The novel is set primarily in 16th-century France, at a time when the Reformation and new scientific ideas were challenging the Catholic power structure. Through protagonist Amaury Faverges, the reader is brought into a number of communities involved in that struggle, from the dreary and brutally austere college of theology where the opening scenes are set, to the secret meeting rooms of persecuted Lutherans, to the French court of the self-absorbed King François and the open-minded court of his sister Marguerite of Navarre, and finally to the cloistered tower of physician-astronomer Copernicus in Poland. Along the way, freethinking Amaury’s ideas are challenged as frequently as his life is threatened, and simple ideas of right and wrong, heresy and piety, heroism and cowardice give way to a more nuanced, although sadder and more skeptical view of humankind. Horrific scenes of brutality in the streets contrast with cool and almost bloodless depictions of the halls of power.

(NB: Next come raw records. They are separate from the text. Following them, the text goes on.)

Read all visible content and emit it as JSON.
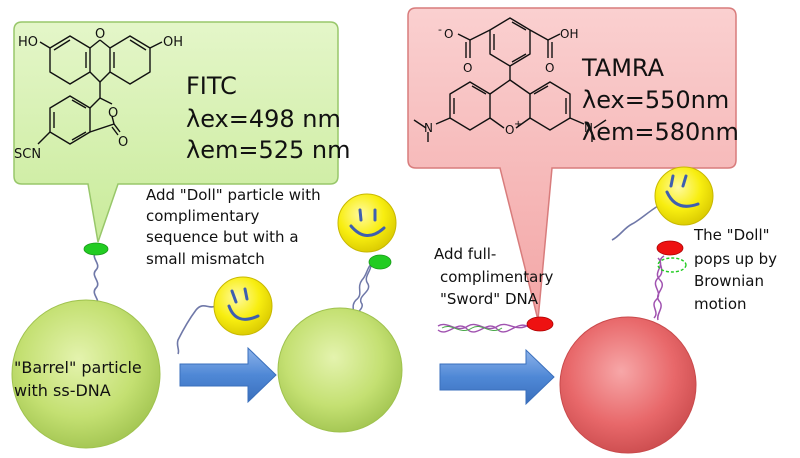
{
  "fitc": {
    "name": "FITC",
    "excitation": "λex=498 nm",
    "emission": "λem=525 nm",
    "structure_labels": {
      "ho": "HO",
      "oh": "OH",
      "ring_o": "O",
      "ester_o": "O",
      "carbonyl_o": "O",
      "scn": "SCN"
    }
  },
  "tamra": {
    "name": "TAMRA",
    "excitation": "λex=550nm",
    "emission": "λem=580nm",
    "structure_labels": {
      "carboxylate": "O",
      "minus": "-",
      "acid_o": "O",
      "acid_oh": "OH",
      "acid_o2": "O",
      "n_left": "N",
      "n_right": "N",
      "ring_o_plus": "O",
      "plus": "+"
    }
  },
  "steps": {
    "add_doll": [
      "Add \"Doll\" particle with",
      "complimentary",
      "sequence but with a",
      "small mismatch"
    ],
    "add_sword": [
      "Add full-",
      "complimentary",
      "\"Sword\" DNA"
    ],
    "doll_pops": [
      "The \"Doll\"",
      "pops up by",
      "Brownian",
      "motion"
    ]
  },
  "barrel_label": [
    "\"Barrel\" particle",
    "with ss-DNA"
  ],
  "colors": {
    "fitc_callout": "#d9f2b8",
    "tamra_callout": "#f6baba",
    "barrel_green": "#c2e070",
    "barrel_red": "#e9686a",
    "doll_yellow": "#f8f000",
    "fitc_dye": "#22cc22",
    "tamra_dye": "#ee1111",
    "arrow_blue": "#4a86d8",
    "dna_strand": "#6f78a8"
  }
}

The tension rises toward a tumultuous conclusion, as Amaury braves the nearly impenetrable wilderness and brutal weather of Poland to arrive at Copernicus’ solitary hideaway before the scholar can be murdered and twenty years of work proving the heliocentric theory can be destroyed. The last few pages of this vivid and lucidly written novel reveal that nothing in life turns out quite as predicted, but that reinvention of the self in new circumstances is always possible, and that being true to oneself may lead to a happier, fuller life.